7th Affirmative Defense (Unclean Hands)

 

Plaintiff demurs to the 7th Affirmative Defense based on Unclean Hands. Plaintiff argues that, as a matter of law, the Unclean Hands Defense is an inapplicable to statutory violations. Thus, the 7th Affirmative Defense fails as a matter of law with respect to the Plaintiff’s 1st Cause of Action for Declaratory Relief pursuant to Civil Procedure Code section 1060, et. seq., and Business and Professions Code section 16600, et seq., (declaratory relief regarding contract in restraint of profession, trade, or business) and Business and Professions Code section 17200, et. seq. (unfair competition law).

 

With respect to the 1st Cause of Action, Plaintiff cites to Brown v.

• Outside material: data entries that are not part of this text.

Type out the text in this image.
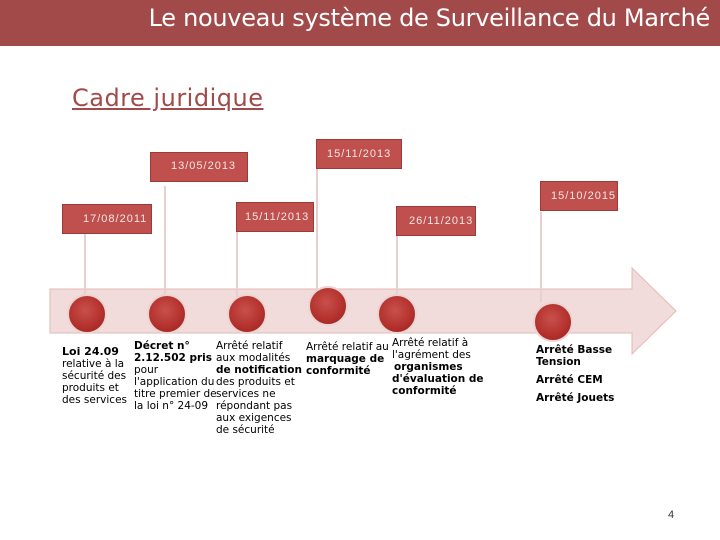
Le nouveau système de Surveillance du Marché
Cadre juridique
13/05/2013
15/11/2013
15/10/2015
17/08/2011	15/11/2013	26/11/2013
Loi 24.09
relative à la
sécurité des
produits et
des services
Décret n°
2.12.502 pris
pour
l'application du
titre premier de
la loi n° 24-09
Arrêté relatif
aux modalités
de notification
des produits et
services ne
répondant pas
aux exigences
de sécurité
Arrêté relatif au
marquage de
conformité
Arrêté relatif à
l'agrément des
organismes
d'évaluation de
conformité
Arrêté Basse
Tension
Arrêté CEM
Arrêté Jouets
4
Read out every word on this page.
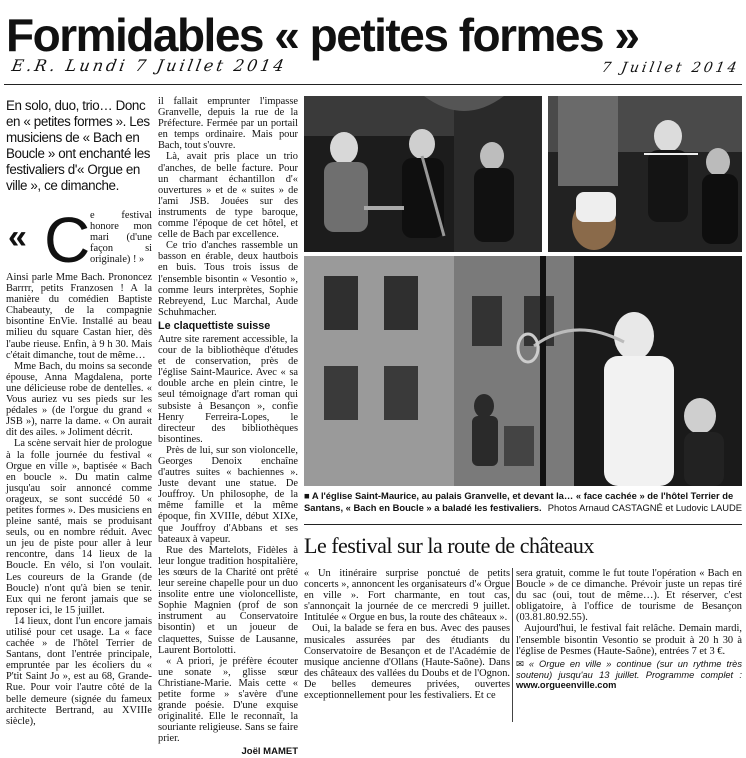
Formidables « petites formes »
E.R. Lundi 7 Juillet 2014	7 Juillet 2014

En solo, duo, trio… Donc en « petites formes ». Les musiciens de « Bach en Boucle » ont enchanté les festivaliers d'« Orgue en ville », ce dimanche.

« C e festival honore mon mari (d'une façon si originale) ! »

Ainsi parle Mme Bach. Prononcez Barrrr, petits Franzosen ! A la manière du comédien Baptiste Chabeauty, de la compagnie bisontine EnVie. Installé au beau milieu du square Castan hier, dès l'aube rieuse. Enfin, à 9 h 30. Mais c'était dimanche, tout de même…

Mme Bach, du moins sa seconde épouse, Anna Magdalena, porte une délicieuse robe de dentelles. « Vous auriez vu ses pieds sur les pédales » (de l'orgue du grand « JSB »), narre la dame. « On aurait dit des ailes. » Joliment décrit.

La scène servait hier de prologue à la folle journée du festival « Orgue en ville », baptisée « Bach en boucle ». Du matin calme jusqu'au soir annoncé comme orageux, se sont succédé 50 « petites formes ». Des musiciens en pleine santé, mais se produisant seuls, ou en nombre réduit. Avec un jeu de piste pour aller à leur rencontre, dans 14 lieux de la Boucle. En vélo, si l'on voulait. Les coureurs de la Grande (de Boucle) n'ont qu'à bien se tenir. Eux qui ne feront jamais que se reposer ici, le 15 juillet.

14 lieux, dont l'un encore jamais utilisé pour cet usage. La « face cachée » de l'hôtel Terrier de Santans, dont l'entrée principale, empruntée par les écoliers du « P'tit Saint Jo », est au 68, Grande-Rue. Pour voir l'autre côté de la belle demeure (signée du fameux architecte Bertrand, au XVIIIe siècle),

il fallait emprunter l'impasse Granvelle, depuis la rue de la Préfecture. Fermée par un portail en temps ordinaire. Mais pour Bach, tout s'ouvre.

Là, avait pris place un trio d'anches, de belle facture. Pour un charmant échantillon d'« ouvertures » et de « suites » de l'ami JSB. Jouées sur des instruments de type baroque, comme l'époque de cet hôtel, et celle de Bach par excellence.

Ce trio d'anches rassemble un basson en érable, deux hautbois en buis. Tous trois issus de l'ensemble bisontin « Vesontio », comme leurs interprètes, Sophie Rebreyend, Luc Marchal, Aude Schuhmacher.

Le claquettiste suisse

Autre site rarement accessible, la cour de la bibliothèque d'études et de conservation, près de l'église Saint-Maurice. Avec « sa double arche en plein cintre, le seul témoignage d'art roman qui subsiste à Besançon », confie Henry Ferreira-Lopes, le directeur des bibliothèques bisontines.

Près de lui, sur son violoncelle, Georges Denoix enchaîne d'autres suites « bachiennes ». Juste devant une statue. De Jouffroy. Un philosophe, de la même famille et la même époque, fin XVIIIe, début XIXe, que Jouffroy d'Abbans et ses bateaux à vapeur.

Rue des Martelots, Fidèles à leur longue tradition hospitalière, les sœurs de la Charité ont prêté leur sereine chapelle pour un duo insolite entre une violoncelliste, Sophie Magnien (prof de son instrument au Conservatoire bisontin) et un joueur de claquettes, Suisse de Lausanne, Laurent Bortolotti.

« A priori, je préfère écouter une sonate », glisse sœur Christiane-Marie. Mais cette « petite forme » s'avère d'une grande poésie. D'une exquise originalité. Elle le reconnaît, la souriante religieuse. Sans se faire prier.

Joël MAMET
■ A l'église Saint-Maurice, au palais Granvelle, et devant la… « face cachée » de l'hôtel Terrier de Santans, « Bach en Boucle » a baladé les festivaliers. Photos Arnaud CASTAGNÉ et Ludovic LAUDE
Le festival sur la route de châteaux

« Un itinéraire surprise ponctué de petits concerts », annoncent les organisateurs d'« Orgue en ville ». Fort charmante, en tout cas, s'annonçait la journée de ce mercredi 9 juillet. Intitulée « Orgue en bus, la route des châteaux ».

Oui, la balade se fera en bus. Avec des pauses musicales assurées par des étudiants du Conservatoire de Besançon et de l'Académie de musique ancienne d'Ollans (Haute-Saône). Dans des châteaux des vallées du Doubs et de l'Ognon. De belles demeures privées, ouvertes exceptionnellement pour les festivaliers. Et ce

sera gratuit, comme le fut toute l'opération « Bach en Boucle » de ce dimanche. Prévoir juste un repas tiré du sac (oui, tout de même…). Et réserver, c'est obligatoire, à l'office de tourisme de Besançon (03.81.80.92.55).

Aujourd'hui, le festival fait relâche. Demain mardi, l'ensemble bisontin Vesontio se produit à 20 h 30 à l'église de Pesmes (Haute-Saône), entrées 7 et 3 €.

✉ « Orgue en ville » continue (sur un rythme très soutenu) jusqu'au 13 juillet. Programme complet : www.orgueenville.com
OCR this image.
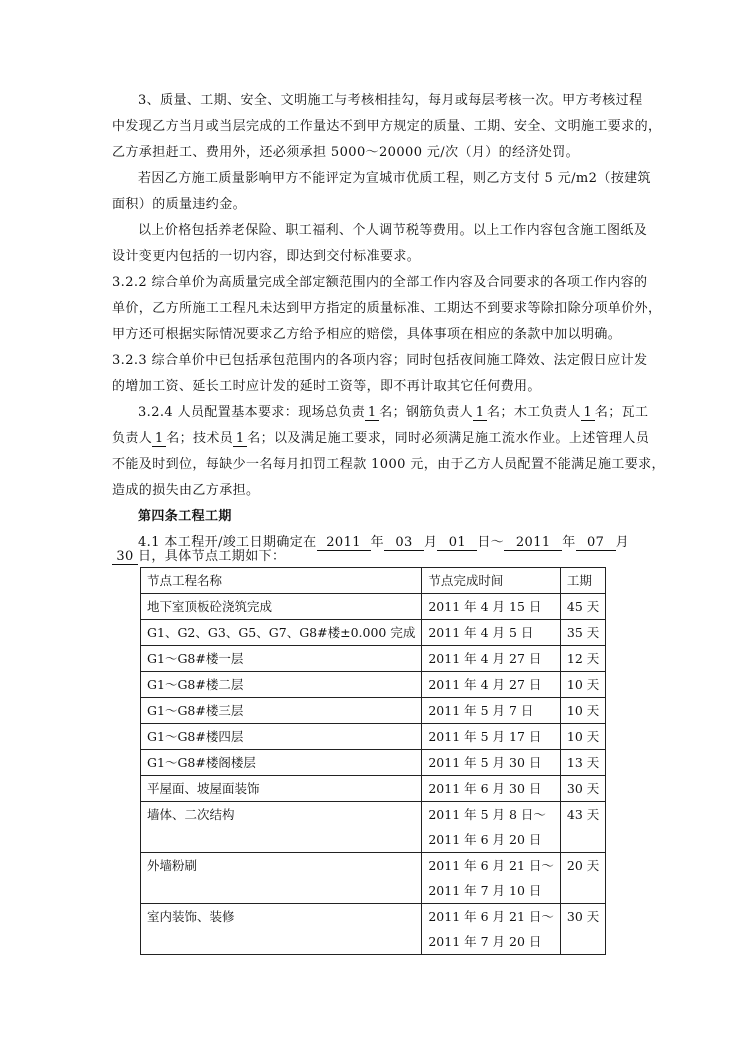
3、质量、工期、安全、文明施工与考核相挂勾，每月或每层考核一次。甲方考核过程
中发现乙方当月或当层完成的工作量达不到甲方规定的质量、工期、安全、文明施工要求的，
乙方承担赶工、费用外，还必须承担 5000～20000 元/次（月）的经济处罚。
若因乙方施工质量影响甲方不能评定为宣城市优质工程，则乙方支付 5 元/m2（按建筑
面积）的质量违约金。
以上价格包括养老保险、职工福利、个人调节税等费用。以上工作内容包含施工图纸及
设计变更内包括的一切内容，即达到交付标准要求。
3.2.2 综合单价为高质量完成全部定额范围内的全部工作内容及合同要求的各项工作内容的
单价，乙方所施工工程凡未达到甲方指定的质量标准、工期达不到要求等除扣除分项单价外，
甲方还可根据实际情况要求乙方给予相应的赔偿，具体事项在相应的条款中加以明确。
3.2.3 综合单价中已包括承包范围内的各项内容；同时包括夜间施工降效、法定假日应计发
的增加工资、延长工时应计发的延时工资等，即不再计取其它任何费用。
3.2.4 人员配置基本要求：现场总负责 1 名；钢筋负责人 1 名；木工负责人 1 名；瓦工
负责人 1 名；技术员 1 名；以及满足施工要求，同时必须满足施工流水作业。上述管理人员
不能及时到位，每缺少一名每月扣罚工程款 1000 元，由于乙方人员配置不能满足施工要求，
造成的损失由乙方承担。
第四条工程工期
4.1 本工程开/竣工日期确定在 2011 年 03 月 01 日～ 2011 年 07 月
30 日，具体节点工期如下：
节点工程名称	节点完成时间	工期
地下室顶板砼浇筑完成	2011 年 4 月 15 日	45 天
G1、G2、G3、G5、G7、G8#楼±0.000 完成	2011 年 4 月 5 日	35 天
G1～G8#楼一层	2011 年 4 月 27 日	12 天
G1～G8#楼二层	2011 年 4 月 27 日	10 天
G1～G8#楼三层	2011 年 5 月 7 日	10 天
G1～G8#楼四层	2011 年 5 月 17 日	10 天
G1～G8#楼阁楼层	2011 年 5 月 30 日	13 天
平屋面、坡屋面装饰	2011 年 6 月 30 日	30 天
墙体、二次结构	2011 年 5 月 8 日～
2011 年 6 月 20 日	43 天
外墙粉刷	2011 年 6 月 21 日～
2011 年 7 月 10 日	20 天
室内装饰、装修	2011 年 6 月 21 日～
2011 年 7 月 20 日	30 天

TGS Management Company, LLC (2020) 57 Cal.App.5th 303. In that case, the Court of Appeal determined that an unclean hands defense could not be used to defeat a claim under Section 16600 that a contract was “void or against public policy”. (Id. at pp. 319-320.) This ruling forecloses the possibility that the unclean hands defense may be asserted against the 1st Cause of Action for Declaratory Relief under Section 16600.

 

With respect to the 2nd Cause of Action, “Courts have long held that the equitable defense of unclean hands is not a defense to an unfair trade or business practices claim based on violation of a statute.” (Ticconi v. Blue Shield of California Life & Health Ins. Co. (2008) 160 Cal.App.4th 528, 543.) “To allow such a defense would be to judicially sanction the defendant for engaging in an act declared by statute to be void or against public policy.” (Ibid.; see also Ghory v. Al–Lahham (1989) 209 Cal.App.3d 1487, 1492 “[p]rinciples of equity cannot be used to avoid a statutory mandate.”].)


However, as the Court of Appeal went on to explain in Ticconi v. Blue Shield of California Life & Health Ins. Co., “[the] Supreme Court held that the equities may be considered when the trial court exercises its discretion to fashion a remedy under Business and Professions Code section 17203.” (Ticconi v. Blue Shield of California Life & Health Ins. Co., supra, 160 Cal.App.4th at p. 544, italics original.)

 

While, “equitable defenses may not be asserted to wholly defeat a UCL claim since such claims arise out of unlawful conduct[,] [i]t does not follow, however, that equitable considerations may not guide the court's discretion in fashioning the equitable remedies authorized by section 17203.” (Cortez v. Purolator Air Filtration Products Co. (2000) 23 Cal.4th 163, 179.) As the Supreme Court explained, “[a] court cannot properly exercise an equitable power without consideration of the equities on both sides of a dispute.” (Id. at p. 180.)

 

“Therefore, in addition to those defenses which might be asserted to a charge of violation of the statute that underlies a UCL action, a UCL defendant may assert equitable considerations. In deciding whether to grant the remedy or remedies sought by a UCL plaintiff, the court must permit the defendant to offer such considerations.” (Id. at pp. 180–181.)

 

Therefore, while Defendants’ unclean hands affirmative defense may not be used to wholly defeat the 2nd Cause of Action, Defendants may still allege the affirmative defense as an equitable consideration in fashioning a remedy for a violation of Section 17200 et seq. Just as other affirmative defenses such as comparative fault, indemnity, and failure to mitigate may not wholly eliminate liability but may reduce it, the equitable defense of unclean hands may be considered in reducing any remedy ordered for Plaintiff’s Unfair Competition Law claim.

 

“A demurrer must dispose of an entire cause of action to be sustained.” (Fremont Indemnity Co. v. Fremont General Corp. (2007) 148 Cal.App.4th 97, 119.) “Thus, a court must overrule a demurrer to a cause of action if it is based on at least one viable theory of liability.” (Thompson v. Spitzer (2023) 90 Cal.App.5th 436, 452.) The same rule should apply to demurrers to a defense. Because Plaintiff’s argument does not dispose of the unclean hands argument in its entirety and because there is at least one viable theory upon which that defense may be asserted, the court must overrule the demurrer to the 7th Affirmative Defense.

 

Defendants shall give notice of this ruling.